Tuesday 20 October 2015

Question: Should Your Besom Touch the Ground?

I'm not talking about witches flying on broomsticks here. What I mean is, when you are clearing a space for use in a ritual, should you actually do any clearing with your besom broom or should you just symbolically waft it over the space that you've already physically cleared some other way?

Now, when I was young my family used a besom broom to sweep up the leaves in the garden every autumn or to sweep up the grass cuttings after mowing the lawn. It did that job very well indeed - just as well as any modern plastic garden broom.

So, why do I keep reading in books teaching witchcraft that your besom should never actually touch the ground?

What do you think?  Do you keep your besom airborne or are you a more down-to-earth witch?
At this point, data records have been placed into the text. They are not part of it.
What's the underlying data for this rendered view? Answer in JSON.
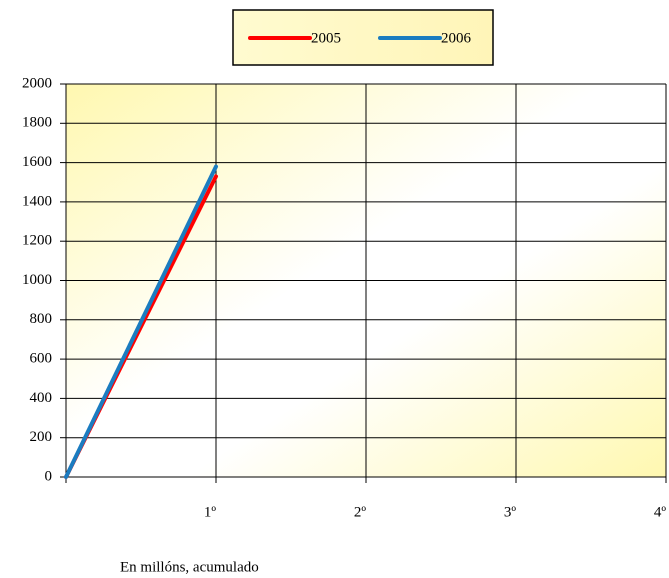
{
  "chart_data": {
    "type": "line",
    "categories": [
      null,
      "1º",
      "2º",
      "3º",
      "4º"
    ],
    "series": [
      {
        "name": "2005",
        "color": "#ff0000",
        "values": [
          0,
          1530,
          null,
          null,
          null
        ]
      },
      {
        "name": "2006",
        "color": "#1b7cc0",
        "values": [
          0,
          1580,
          null,
          null,
          null
        ]
      }
    ],
    "ylim": [
      0,
      2000
    ],
    "yticks": [
      0,
      200,
      400,
      600,
      800,
      1000,
      1200,
      1400,
      1600,
      1800,
      2000
    ],
    "grid": true,
    "legend": "top",
    "x_label": "En millóns, acumulado"
  }
}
Links and previous related posts
http://www.badwitch.co.uk/2007/11/what-witches-use-their-brooms-for.html
http://www.badwitch.co.uk/2009/08/three-broomsticks.html

3 comments:

Anonymous said...

I guess it depends on whether you think all your ritual tools should be only kept for ritual use or not.

Katya said...

I feel that tools used for something specific in real life are more powerful during the ritual. So - the broom should touch the ground. :)

Susanne said...

My tools always get used for the mundane and the spiritual. My witchy ancestors are unlikely to have had the cash to buy two of everything. That besom swept leaves and floors, the cauldron cooked meals, and so on, and so that's how I practice my magick, as a part of my everyday life and not something separate.